Shortly after the Second World War, it was again reorganized after the second communist takeover of 1949, which occurred as a result of the Russian Red Army occupying Hungary and remaining there in accordance with the 1945 Yalta Agreement between the Western Powers and Russia. Again, all members expressing disagreement with communist ideology or being labelled as “idealists” or “bourgeois thinkers” were excluded, deported, imprisoned, or executed, with such great names among them as professor Ferenc (Francis) Orsós, the great anatomist, professor Bálint (Valentine) Hóman, the great historian, and many others. Still others had to flee the country to avoid harassment, like Albert Szent-Györgyi, the Nobel Prize winner biologist, or János (John) Selye, proposer of the “stress” theory in psychology.
As a result of its reorganization, the Academy lost its independence and became an organ of the Hungarian Communist Party, with the Academy’s party secretary as the most important person, and with many new members whose only merit was their association with the Party. The Arts Department was terminated, and the Academy was given administrative functions to become a sort of “ministry of science” of the Communist government. Still, life did not stand still, and as years passed the old members who managed to stay, together with their disciples, slowly raised the standard of scholarship in and outside of the Academy as high as circumstances could allow, and much valuable scientific work was carried out by Academicians or under their management. Many institutes were established under the auspices of the Academy to function as centers of a certain field of study, as e.g. Institute of History, Institute of Mathematics, Institute of Musicology, etc. These usually have their headquarters in Budapest, some of them with offices in other cities as well.

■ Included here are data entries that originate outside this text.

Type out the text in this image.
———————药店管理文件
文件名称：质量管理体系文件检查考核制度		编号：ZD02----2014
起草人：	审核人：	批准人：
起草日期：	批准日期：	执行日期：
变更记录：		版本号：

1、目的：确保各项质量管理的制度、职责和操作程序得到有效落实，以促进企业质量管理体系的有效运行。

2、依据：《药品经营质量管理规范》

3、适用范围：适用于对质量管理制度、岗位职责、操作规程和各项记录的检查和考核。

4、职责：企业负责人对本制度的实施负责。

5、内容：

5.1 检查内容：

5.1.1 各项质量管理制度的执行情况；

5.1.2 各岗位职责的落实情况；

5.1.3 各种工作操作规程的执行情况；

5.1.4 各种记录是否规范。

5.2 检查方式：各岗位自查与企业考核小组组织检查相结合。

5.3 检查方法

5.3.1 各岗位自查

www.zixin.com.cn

Beginning with the late 1980s, a reform process began to take place with the proposal of a new set of laws for the Academy. In 1989, many of the members, excluded and persecuted by the Communist Party, were rehabilitated. In 1990, new by-laws were adopted and the Academy did not function any longer as an administrative organ of the government. In order to rehabilitate the most outstanding members of the Arts Department that was terminated in 1949, the Academy initiated the establishment of an associated but mainly independent institution for the cultivation of Arts and Literature, as a result of which the Széchenyi Academy of Literature and Arts (Széchenyi Irodalmi
és Művészeti Akadémia) has come into being. The culmination of the reform process was the codification of the new Academy’s laws and its enactment by Parliament in 1994, which also made new by-laws necessary. The 40th Law of 1994 says that the Hungarian Academy of Sciences is a self-governed public institution for the sciences, whose main functions are the cultivation of science and art, the dissemination of the achievements of science, the promotion of research work, and the representation of Hungarian scientific life. – B: 0961, 7696, T: 7696.→Most of the persons and events have their own word entry; Yalta Conference.